How important is the contribution of gross inflows to the probability of credit booms? Marginal effects from our Probit estimates suggest that the probability of having a credit boom is almost 0.3 greater when there are surges in gross other investment inflows. If these surges are driven by gross other investment bank inflows, this probability is 0.4 greater.

Gross inflows also help predict bad credit booms

Surges in gross inflows not only precede credit booms but also those that coincide or are followed by systemic banking crises. In fact, the likelihood of bad credit booms is greater when surges in capital inflows are driven by increases in other investment inflows. However, the evidence on the impact of gross foreign direct investment and foreign portfolio investment inflows is somewhat mixed. In sum our findings suggest that surges in capital flows are also a good indicator of future financial turmoil. This result holds even when controlling for the increasing leverage in the financial system and overvalued currencies.


Barajas, A, G Dell’Ariccia, and A Levchenko (2009), “Credit Booms: the Good, the Bad, and the Ugly”, Washington, DC: IMF, manuscript.

Calderón, C, and M Kubota (2012a), “Sudden stops: Are global and local investors alike?”, Journal of International Economics, forthcoming.

Calderón, C, and M Kubota (2012b), “Gross Inflows Gone Wild: Gross Capital inflows, Credit Booms and Crises”, The World Bank Policy Research, 6270, November.

Calderón, C, and L Servén (2011) ,“Macro-Prudential Policies over the Cycle in Latin America”, Washington, DC: The World Bank, manuscript.

Forbes, K J, and F E Warnock (2011), “Capital Flow Waves: Surges, Stops, Flight, and Retrenchment”, NBER Working Paper, 17351, August.

Furceri, D, S Guichard and E Rusticelli (2011), “The Effect of Episodes of Large Capital Inflows on Domestic Credit”, OECD Economics Department Working Papers, 864, May.

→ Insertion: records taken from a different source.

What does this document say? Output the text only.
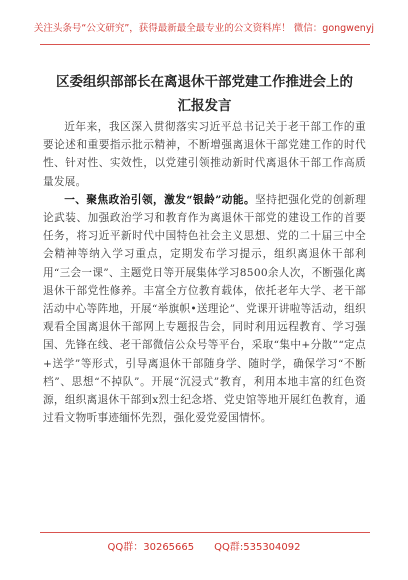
关注头条号“公文研究”，获得最新最全最专业的公文资料库！ 微信：gongwenyj
区委组织部部长在离退休干部党建工作推进会上的汇报发言

近年来，我区深入贯彻落实习近平总书记关于老干部工作的重要论述和重要指示批示精神，不断增强离退休干部党建工作的时代性、针对性、实效性，以党建引领推动新时代离退休干部工作高质量发展。

一、聚焦政治引领，激发“银龄”动能。坚持把强化党的创新理论武装、加强政治学习和教育作为离退休干部党的建设工作的首要任务，将习近平新时代中国特色社会主义思想、党的二十届三中全会精神等纳入学习重点，定期发布学习提示，组织离退休干部利用“三会一课”、主题党日等开展集体学习8500余人次，不断强化离退休干部党性修养。丰富全方位教育载体，依托老年大学、老干部活动中心等阵地，开展“举旗帜•送理论”、党课开讲啦等活动，组织观看全国离退休干部网上专题报告会，同时利用远程教育、学习强国、先锋在线、老干部微信公众号等平台，采取“集中+分散”“定点+送学”等形式，引导离退休干部随身学、随时学，确保学习“不断档”、思想“不掉队”。开展“沉浸式”教育，利用本地丰富的红色资源，组织离退休干部到x烈士纪念塔、党史馆等地开展红色教育，通过看文物听事迹缅怀先烈，强化爱党爱国情怀。

QQ群：30265665 QQ群:535304092
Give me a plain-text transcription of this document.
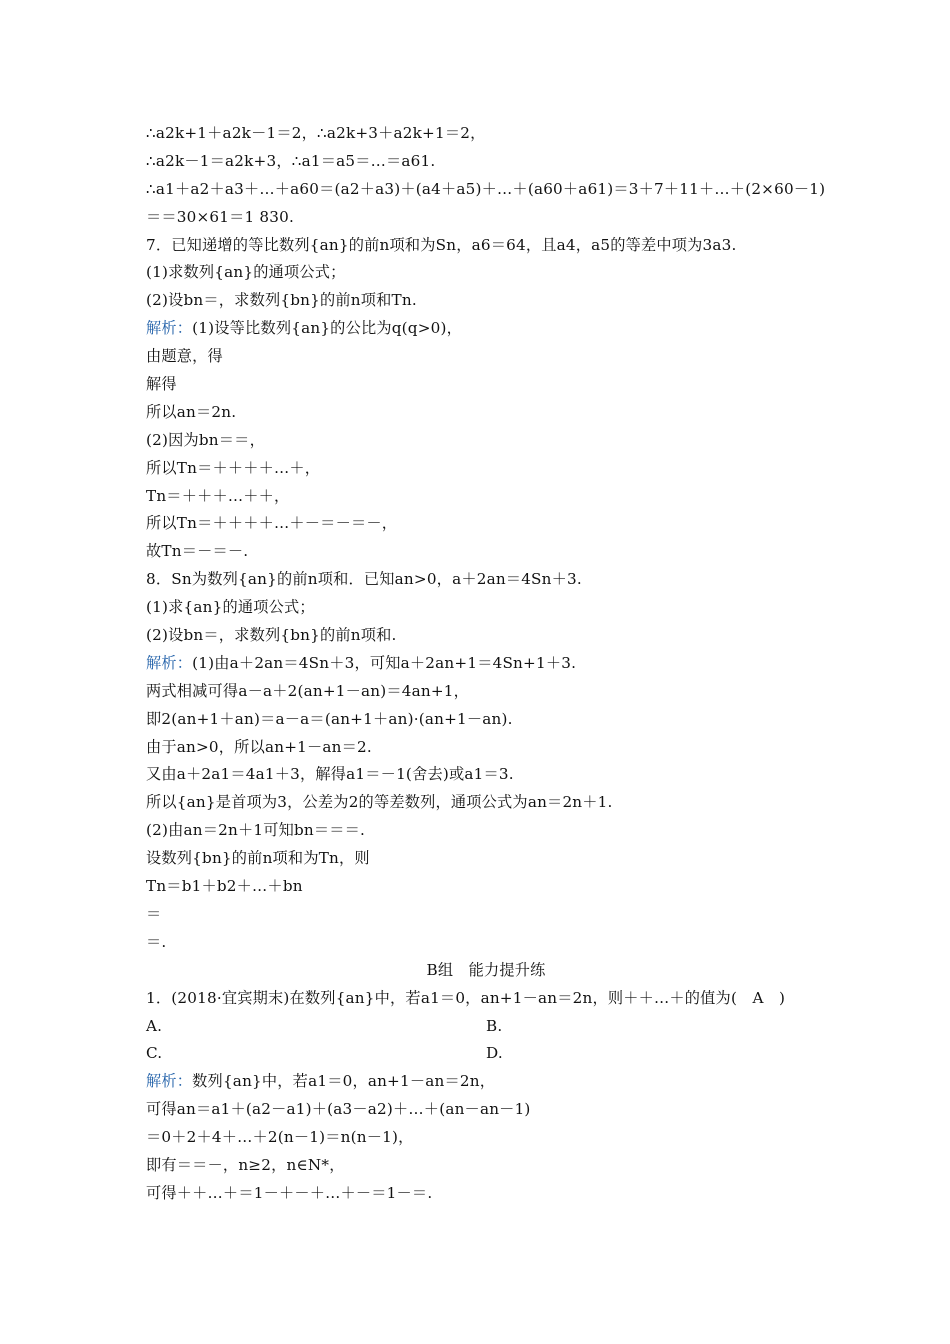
∴a2k+1＋a2k－1＝2，∴a2k+3＋a2k+1＝2，
∴a2k－1＝a2k+3，∴a1＝a5＝…＝a61.
∴a1＋a2＋a3＋…＋a60＝(a2＋a3)＋(a4＋a5)＋…＋(a60＋a61)＝3＋7＋11＋…＋(2×60－1)
＝＝30×61＝1 830.
7．已知递增的等比数列{an}的前n项和为Sn，a6＝64，且a4，a5的等差中项为3a3.
(1)求数列{an}的通项公式；
(2)设bn＝，求数列{bn}的前n项和Tn.
解析：(1)设等比数列{an}的公比为q(q>0)，
由题意，得
解得
所以an＝2n.
(2)因为bn＝＝，
所以Tn＝＋＋＋＋…＋，
Tn＝＋＋＋…＋＋，
所以Tn＝＋＋＋＋…＋－＝－＝－，
故Tn＝－＝－.
8．Sn为数列{an}的前n项和．已知an>0，a＋2an＝4Sn＋3.
(1)求{an}的通项公式；
(2)设bn＝，求数列{bn}的前n项和.
解析：(1)由a＋2an＝4Sn＋3，可知a＋2an+1＝4Sn+1＋3.
两式相减可得a－a＋2(an+1－an)＝4an+1，
即2(an+1＋an)＝a－a＝(an+1＋an)·(an+1－an).
由于an>0，所以an+1－an＝2.
又由a＋2a1＝4a1＋3，解得a1＝－1(舍去)或a1＝3.
所以{an}是首项为3，公差为2的等差数列，通项公式为an＝2n＋1.
(2)由an＝2n＋1可知bn＝＝＝.
设数列{bn}的前n项和为Tn，则
Tn＝b1＋b2＋…＋bn
＝
＝.
B组　能力提升练
1．(2018·宜宾期末)在数列{an}中，若a1＝0，an+1－an＝2n，则＋＋…＋的值为(　A　)
A.	B.
C.	D.
解析：数列{an}中，若a1＝0，an+1－an＝2n，
可得an＝a1＋(a2－a1)＋(a3－a2)＋…＋(an－an－1)
＝0＋2＋4＋…＋2(n－1)＝n(n－1)，
即有＝＝－，n≥2，n∈N*，
可得＋＋…＋＝1－＋－＋…＋－＝1－＝.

Gourinchas, P O, and M Obstfeld (2012), “Stories of the Twentieth Century for the Twenty-First”, American Economic Journal: Macroeconomics, 4(1), 226-265

Gourinchas, P O, R Valdes, and O Landerretche (2001), “Lending Booms: Latin America and the World”, Economia, Spring Issue, 47-99.

Mendoza, E G, and M E Terrones (2008), “An anatomy of credit booms: Evidence from macro aggregates and micro data”, NBER Working Paper, 14049, May.

Reinhart, C M, and V Reinhart (2009), “Capital Flow Bonanzas: An Encompassing View of the Past and Present”, In J A Frankel and C Pissarides (eds.), NBER International Seminar on Macroeconomics 2008, Chicago, IL, University of Chicago Press, 9-62.

Rothenberg, A, F Warnock (2011), “Sudden flight and true sudden stops”, Review of International Economics, 19(3), 509-524.

Schularick, M, and A M Taylor (2012), “Credit Booms Gone Bust: Monetary Policy, Leverage Cycles, and Financial Crises, 1870–2008”, American Economic Review, 102(2), 1029–1061.